As they walked further into the heart of the city, Ilyien felt less and less comfortable. Even walking behind them, the best place to guard a prisoner, he was not at ease. There was an awareness around him; they were not alone. From the corner of his eye, he caught snatches of shapes that moved just a touch too far behind them for him to catch what or who it was. When he stretched his awareness out toward it, he found nothing he could pinpoint. It made him even less easy with the circumstances. When the dwarf finally stopped at the steps of a relatively plain but well-made building - an excellent defensive design - Ilyien had his hand on the hilt of his sword.
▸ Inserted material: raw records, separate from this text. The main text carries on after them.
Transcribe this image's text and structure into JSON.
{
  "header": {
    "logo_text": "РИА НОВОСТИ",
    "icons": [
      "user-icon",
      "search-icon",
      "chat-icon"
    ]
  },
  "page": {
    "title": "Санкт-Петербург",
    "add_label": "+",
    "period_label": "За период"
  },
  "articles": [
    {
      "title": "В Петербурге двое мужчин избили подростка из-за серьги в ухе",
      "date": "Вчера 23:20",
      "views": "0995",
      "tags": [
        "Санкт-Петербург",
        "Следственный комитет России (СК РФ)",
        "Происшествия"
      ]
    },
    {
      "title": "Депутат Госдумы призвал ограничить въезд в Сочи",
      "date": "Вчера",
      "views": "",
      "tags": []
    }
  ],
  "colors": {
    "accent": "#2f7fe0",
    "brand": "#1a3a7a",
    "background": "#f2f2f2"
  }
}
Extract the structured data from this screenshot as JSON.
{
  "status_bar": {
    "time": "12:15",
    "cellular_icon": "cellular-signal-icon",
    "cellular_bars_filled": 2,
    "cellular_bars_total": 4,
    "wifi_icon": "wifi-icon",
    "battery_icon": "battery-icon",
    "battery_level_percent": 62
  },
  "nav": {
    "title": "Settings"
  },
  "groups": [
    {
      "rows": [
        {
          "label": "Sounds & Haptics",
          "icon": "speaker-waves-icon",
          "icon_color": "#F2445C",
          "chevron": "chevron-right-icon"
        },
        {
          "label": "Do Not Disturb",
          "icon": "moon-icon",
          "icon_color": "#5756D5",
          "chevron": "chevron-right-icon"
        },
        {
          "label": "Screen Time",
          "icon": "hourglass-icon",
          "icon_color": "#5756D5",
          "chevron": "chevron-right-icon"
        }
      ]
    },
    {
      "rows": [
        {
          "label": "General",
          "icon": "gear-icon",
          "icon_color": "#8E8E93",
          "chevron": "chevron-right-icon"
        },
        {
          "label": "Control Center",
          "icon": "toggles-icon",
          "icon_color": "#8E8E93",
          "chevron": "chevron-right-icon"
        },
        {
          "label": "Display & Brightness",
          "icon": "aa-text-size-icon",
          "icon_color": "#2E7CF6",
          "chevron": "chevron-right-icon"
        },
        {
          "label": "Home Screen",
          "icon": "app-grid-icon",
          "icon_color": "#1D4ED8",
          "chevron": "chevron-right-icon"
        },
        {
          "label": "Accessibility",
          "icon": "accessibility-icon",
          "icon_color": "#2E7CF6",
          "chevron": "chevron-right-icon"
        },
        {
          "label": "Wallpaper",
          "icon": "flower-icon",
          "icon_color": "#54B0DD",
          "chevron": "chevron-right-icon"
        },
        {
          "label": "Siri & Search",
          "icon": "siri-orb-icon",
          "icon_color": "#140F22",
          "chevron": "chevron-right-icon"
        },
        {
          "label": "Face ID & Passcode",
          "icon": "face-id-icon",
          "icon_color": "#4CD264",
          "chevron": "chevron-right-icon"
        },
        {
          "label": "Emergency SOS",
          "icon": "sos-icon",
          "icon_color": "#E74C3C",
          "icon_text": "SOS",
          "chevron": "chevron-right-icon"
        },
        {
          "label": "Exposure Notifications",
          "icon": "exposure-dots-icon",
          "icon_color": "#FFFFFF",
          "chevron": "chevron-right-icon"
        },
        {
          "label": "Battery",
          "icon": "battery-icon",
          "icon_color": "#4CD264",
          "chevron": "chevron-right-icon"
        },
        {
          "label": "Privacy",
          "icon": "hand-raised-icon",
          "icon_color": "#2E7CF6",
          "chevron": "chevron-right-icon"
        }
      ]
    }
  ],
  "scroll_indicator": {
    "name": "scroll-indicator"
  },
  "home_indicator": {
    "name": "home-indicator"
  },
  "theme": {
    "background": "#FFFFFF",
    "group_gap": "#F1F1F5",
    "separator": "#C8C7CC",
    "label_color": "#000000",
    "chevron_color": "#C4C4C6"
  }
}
The other was free enough to reach for Onainat if he needed, free enough to sweep her out of the way of -- whatever it was that he felt.

When they began the short climb up the stone-cut stairs, the double doors above swung open instead. A man stood there - a servant, by the looks of him - and gestured the lot of them into the building. "Ah, Edrac, Dall -- you're expected."

Not the words Ilyien had wanted to hear from a servant.
16th-Dec-2008 08:22 pm - the ballad of lyre primonaca (onainat, ilyien) [koe tidraq, npc, onainat sjorl, ranulf ilyien, the first song]
There could not have been a more impossible or uncomfortable arrangement. The five of them were squeezed into one of the many stone and wood tables that were scattered about the city, or rather the tower, for public use. On a much lower level now. Koe could never become accustomed to the unnatural light that fell from the strand into their humble conversation. It was like sunlight, but something about it was wrong. Constantly there, constantly glowing, always illuminating what the light that forced its way through Bahamut's sky could not touch. It seemed wrong somehow that a city could be constructed so far from Bahamut's sight. Perhaps that explained the rampant villainy that he'd witnessed since he arrived. There were soldiers out in force, but they were not looking for a few peace breakers from Bahamut's Nest. They were looking for larger game, the sort that required swords and hard words. Koe didn't think anyone had been killed in their escape. He preferred to think that, and to keep thinking that. A narrow escape to be sure. Koe had thanked Edrac, and Ilyien, and Onainat, for doing what they could to ensure it stayed that way. Now there were larger problems facing them.